Marzahn, mon amour

Geschichten einer Fußpflegerin


Oskamp, Katja
Hanser Berlin, Juli 2019
ISBN 978-3-446-26414-4
144 Seiten

Darum geht's: Eine Fußpflegerin erzählt von ihren Kund*innen, von ihrem Alltag im Kosmetiksalon in Marzahn. Erst mit Mitte 40 hat sie sich entschieden, sich beruflich neu zu orientieren. 

"Mein Leben war fad geworden – das Kind flügge,
der Mann krank, die Schreiberei, mit der ich es bisher verbracht
hatte, mehr als fragwürdig. Ich trug etwas Bitteres vor mir her
und machte damit die Unsichtbarkeit, die Frauen jenseits der
vierzig befällt, vollkommen. Ich wollte nicht gesehen werden." (S. 7)

Nach ihrem 45sten Geburtstag macht sie sich auf, um eine Ausbildung zur Fußpflegerin zu absolvieren und fortan ihr Geld mit dieser Tätigkeit zu verdienen. Sie findet schließlich eine Stelle in einem Kosmetikstudio in Marzahn, einem östlichen Stadtteil Berlins. Einst war dies hier die größte Plattenbausiedlung der DDR und deren oft in die Jahre gekommenen Bewohner*innen sind nun die Kund*innen von Katja Oskamp und nehmen auf dem Thron, wie sie den Fußpflegestuhl oft nennt, Platz. Dort erzählen sie mal mehr mal weniger von ihrem Leben, das sie teilweise seit mehr als 40 Jahren hier in Marzahn verbringen. Jedes Kapitel widmet sich einer Person, deren Füße die Protagonistin behandelt. Dabei erfährt man von den alltäglichen Sorgen und Begebenheiten der einzelnen und bekommt langsam ein Bild einer ganzen Gesellschaftsgeneration. 

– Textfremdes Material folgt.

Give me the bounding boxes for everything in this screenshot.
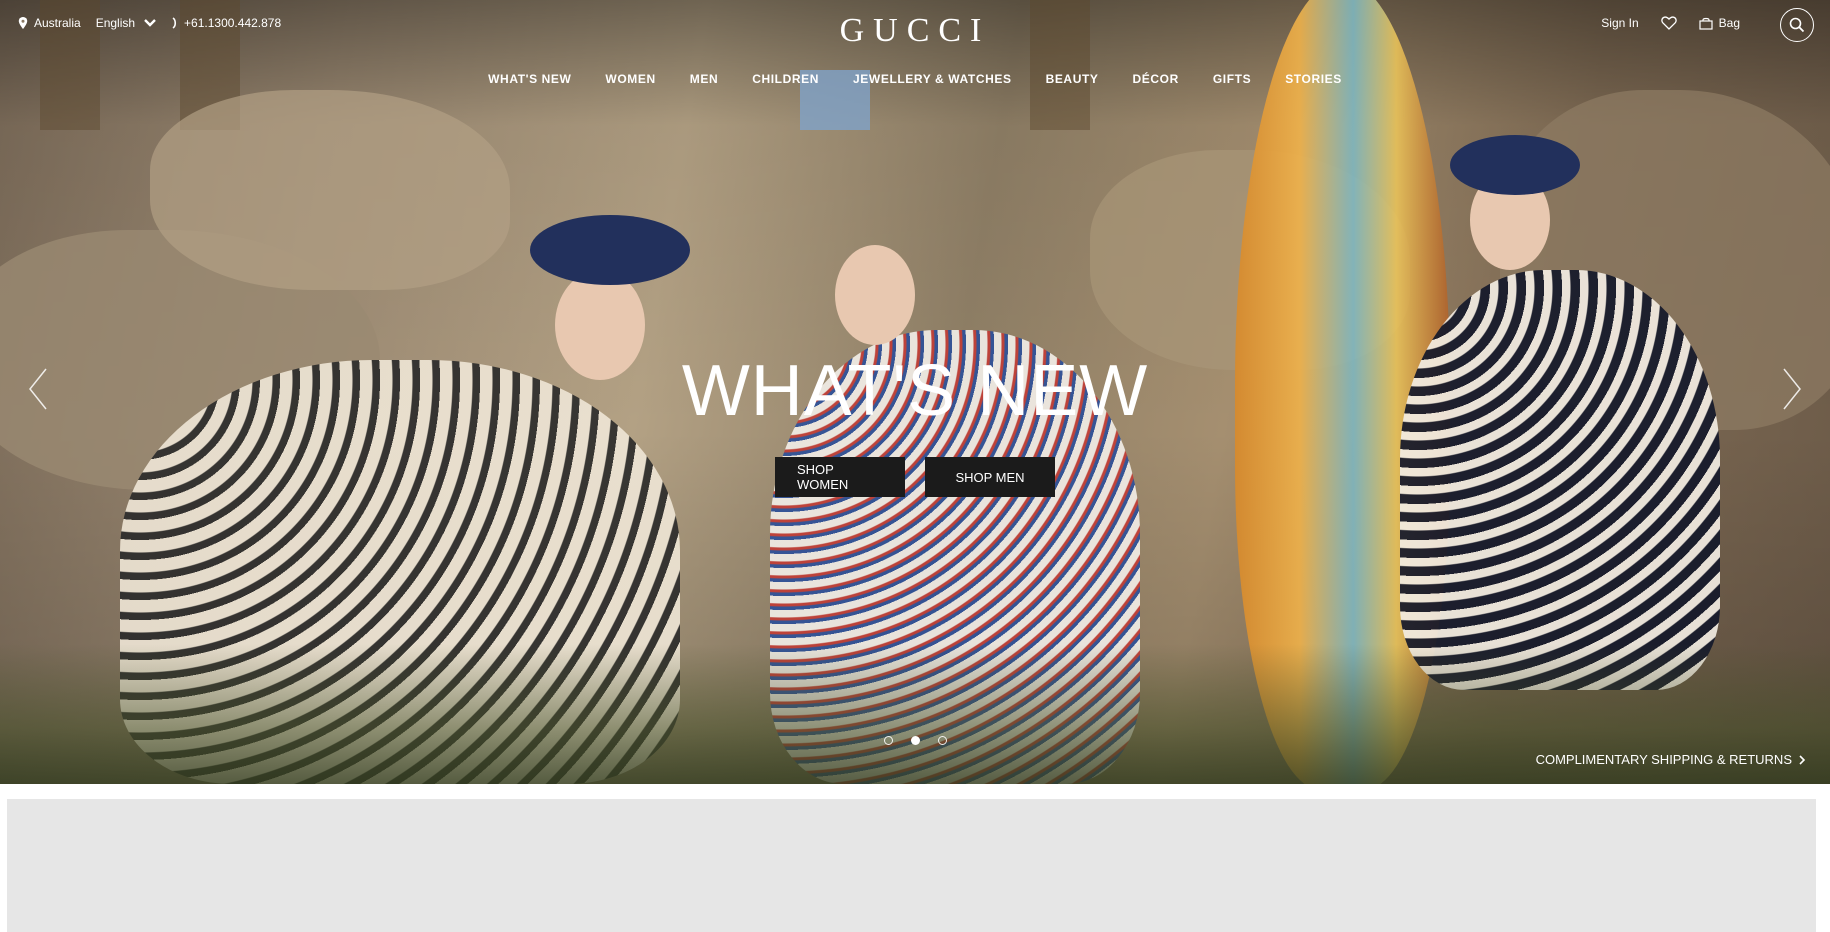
wishlist-button[interactable] [1660, 16, 1677, 30]
content-placeholder-panel [7, 799, 1816, 932]
main-navigation: WHAT'S NEW WOMEN MEN CHILDREN JEWELLERY … [0, 72, 1830, 86]
nav-item-beauty[interactable]: BEAUTY [1046, 72, 1099, 86]
top-utility-bar: Australia English +61.1300.442.878 GUCCI… [0, 0, 1830, 52]
model-hat [1450, 135, 1580, 195]
nav-item-decor[interactable]: DÉCOR [1133, 72, 1179, 86]
nav-item-whats-new[interactable]: WHAT'S NEW [488, 72, 571, 86]
nav-item-children[interactable]: CHILDREN [752, 72, 819, 86]
sign-in-label: Sign In [1601, 16, 1639, 30]
nav-item-men[interactable]: MEN [690, 72, 718, 86]
shop-men-button[interactable]: SHOP MEN [925, 457, 1055, 497]
carousel-dot-2[interactable] [910, 736, 920, 745]
hero-headline: WHAT'S NEW [681, 351, 1149, 431]
search-button[interactable] [1780, 8, 1814, 42]
nav-item-women[interactable]: WOMEN [605, 72, 655, 86]
carousel-dot-3[interactable] [937, 736, 947, 745]
nav-item-gifts[interactable]: GIFTS [1213, 72, 1251, 86]
carousel-dot-1[interactable] [883, 736, 893, 745]
shipping-returns-link[interactable]: COMPLIMENTARY SHIPPING & RETURNS [1536, 752, 1806, 767]
search-icon [1789, 17, 1805, 33]
nav-item-stories[interactable]: STORIES [1285, 72, 1342, 86]
hero-banner[interactable]: Australia English +61.1300.442.878 GUCCI… [0, 0, 1830, 784]
model-face [835, 245, 915, 345]
hero-cta-group: SHOP WOMEN SHOP MEN [0, 457, 1830, 497]
shop-women-button[interactable]: SHOP WOMEN [775, 457, 905, 497]
gucci-logo[interactable]: GUCCI [0, 12, 1830, 50]
shipping-returns-label: COMPLIMENTARY SHIPPING & RETURNS [1535, 752, 1792, 767]
heart-icon [1660, 16, 1677, 30]
decor-rock [150, 90, 510, 290]
bag-label: Bag [1718, 16, 1740, 30]
carousel-pagination [0, 736, 1830, 745]
sign-in-link[interactable]: Sign In [1601, 16, 1638, 30]
topbar-right: Sign In Bag [1579, 16, 1740, 30]
model-hat [530, 215, 690, 285]
bag-icon [1699, 17, 1713, 30]
nav-item-jewellery-watches[interactable]: JEWELLERY & WATCHES [853, 72, 1012, 86]
chevron-right-icon [1799, 754, 1806, 765]
bag-button[interactable]: Bag [1699, 16, 1740, 30]
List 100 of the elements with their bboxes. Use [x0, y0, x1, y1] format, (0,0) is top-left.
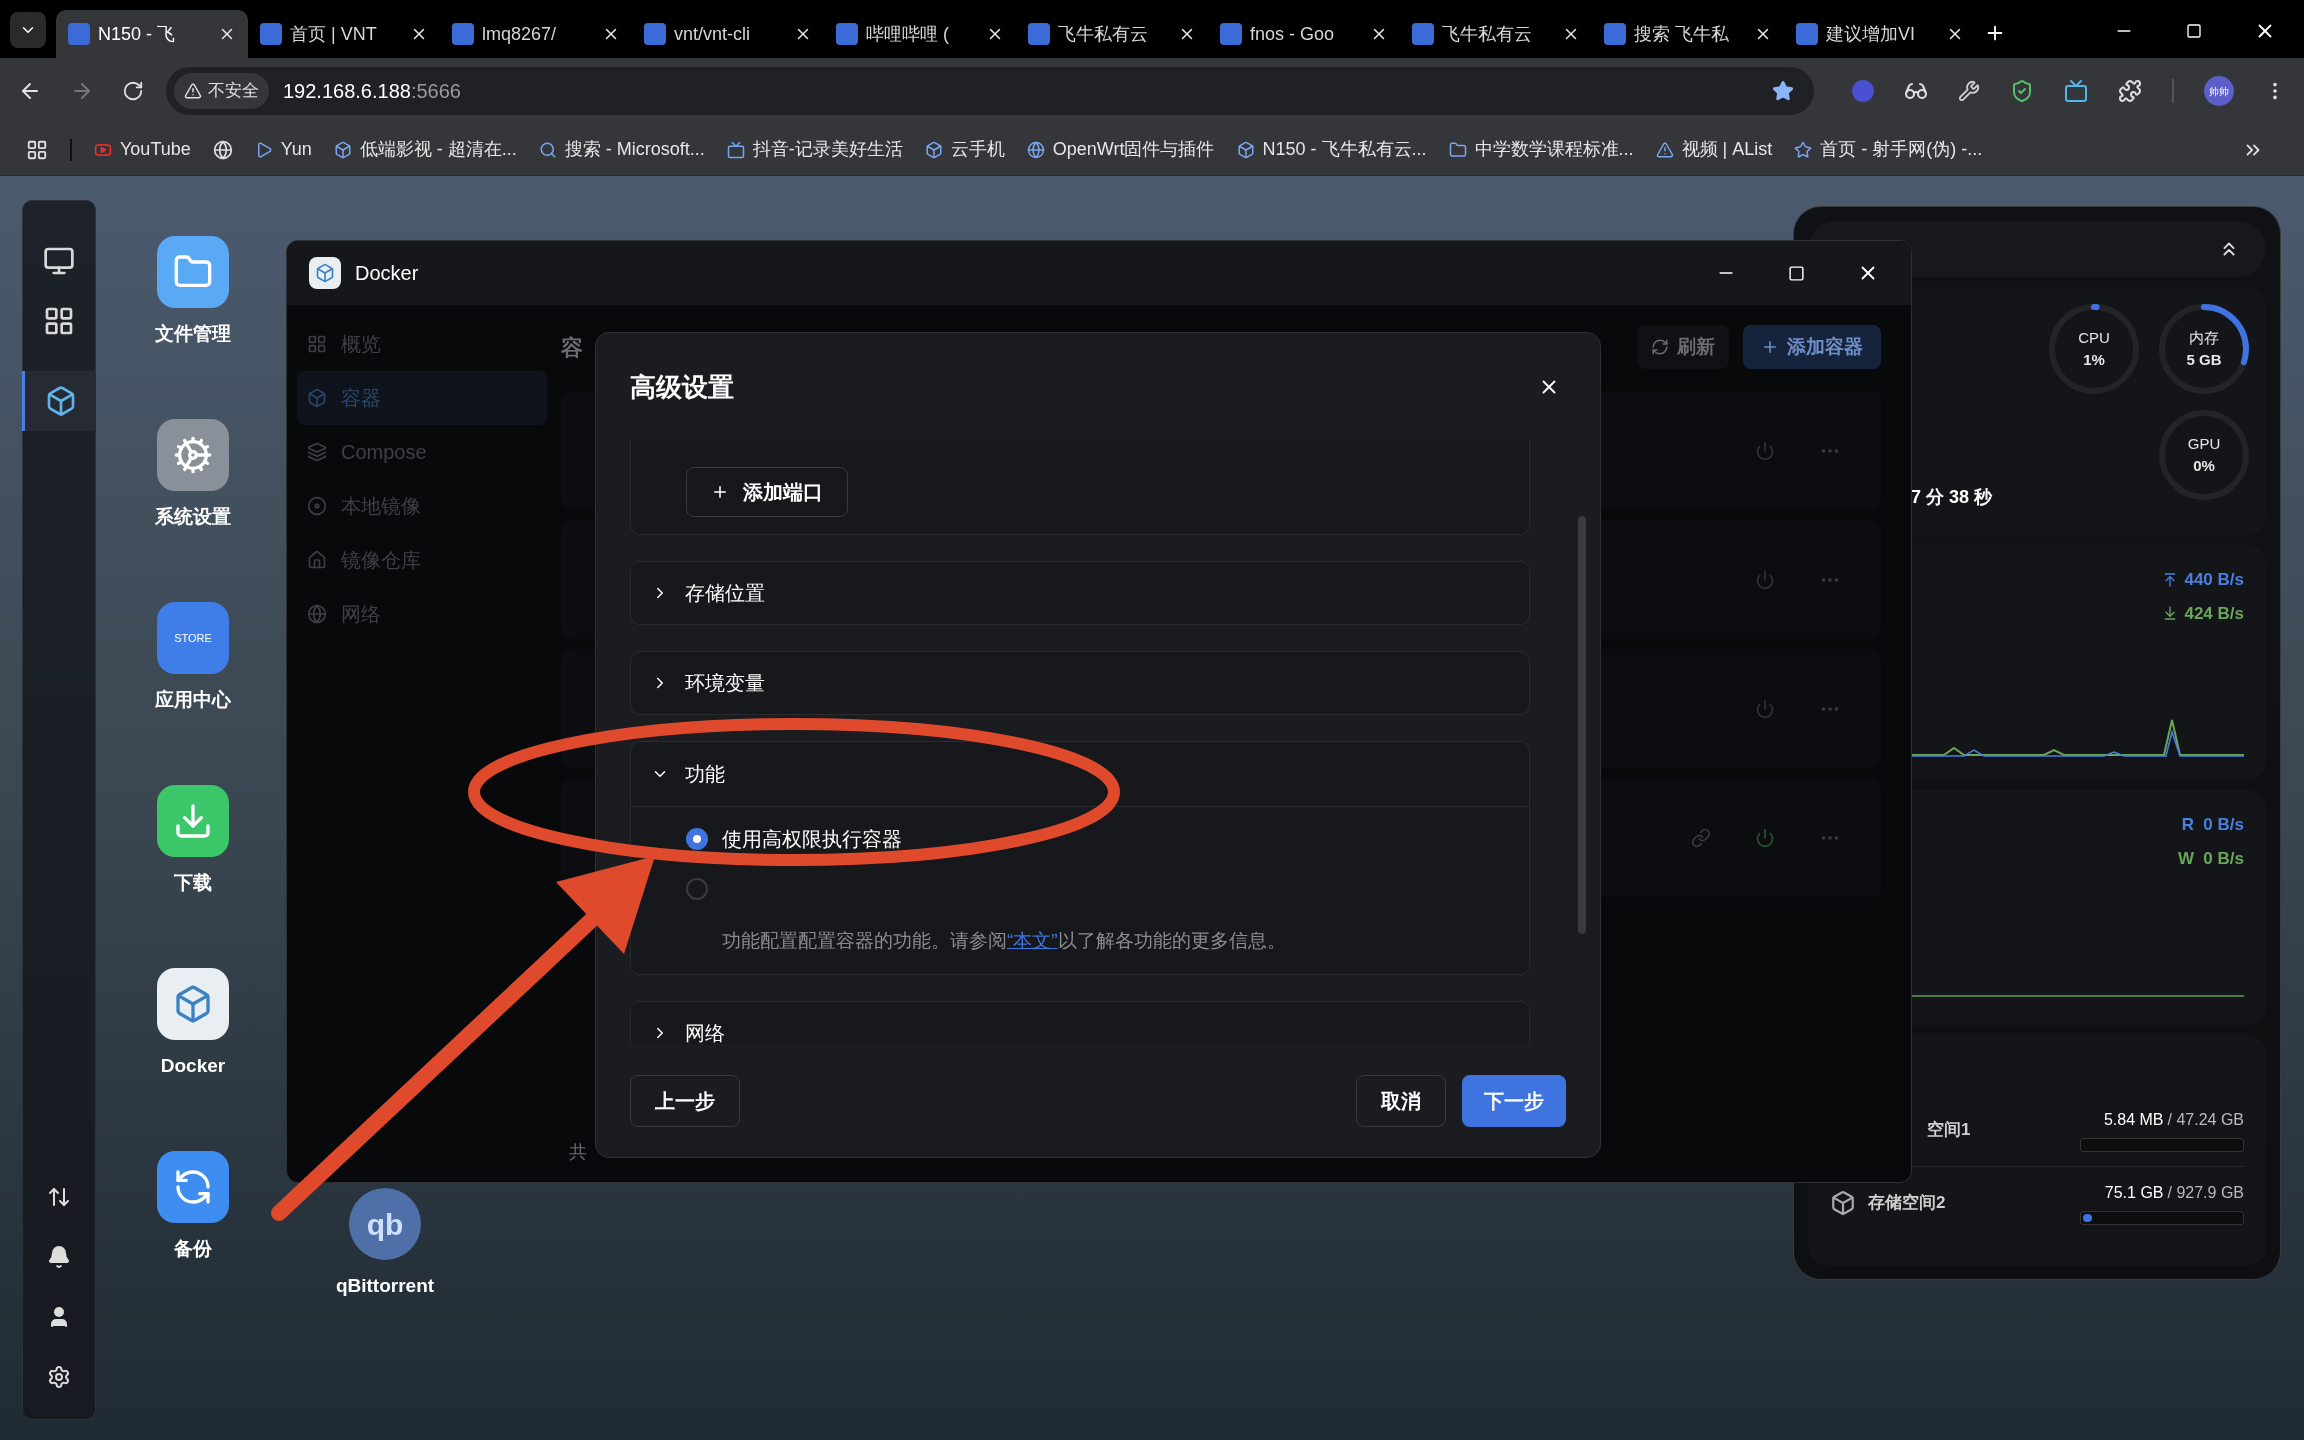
browser-tab[interactable]: 飞牛私有云: [1016, 10, 1208, 58]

So geht's mir dabei: Die Autorin schafft in diesem Buch etwas, das wahrhaftige Bewunderung in mir auslöst: Sie beschreibt Menschen wertfrei. Sie schaut nicht auf ihre Kund*innen, auf deren Probleme und deren Leben hinab. Sie erzählt den Leser*innen einfach davon und schafft somit ein Bild der Personen, das unglaublich echt ist. Das ganz nah am Menschen ist. Ein Bild, das den verschiedenen Geschichten Respekt zollt und die unfassbare Eigenschaft des "Immer-wieder-aufstehens" hervorhebt. Die Schicksale der einzelnen sind teilweise herzzerreißend, die Begegnungen mit ihnen im Kosmetiksalon dagegen oft humorvoll.  

Das Hörbuch wird von der Autorin selbst gelesen und ist ein wahrer Genuss. Die authentische Betonung der Sätze ist unbezahlbar und vor allem die direkte Rede, die häufig im Berliner Dialekt geschrieben wurde, wird von Katja Oskamp hervorragend gelesen. 

Ich kann auch alle beruhigen, die Füße nicht gerade spannend finden. Ich mag sie selbst nicht sonderlich gern, konnte das Buch aber trotzdem über die Maßen genießen. 

Geht's kurz und knapp? Ein wundervolles Buch, das sich schnell lesen lässt. Sprachlich und inhaltlich für mich perfekt getroffen. Auch das Hörbuch ist ein Genuss.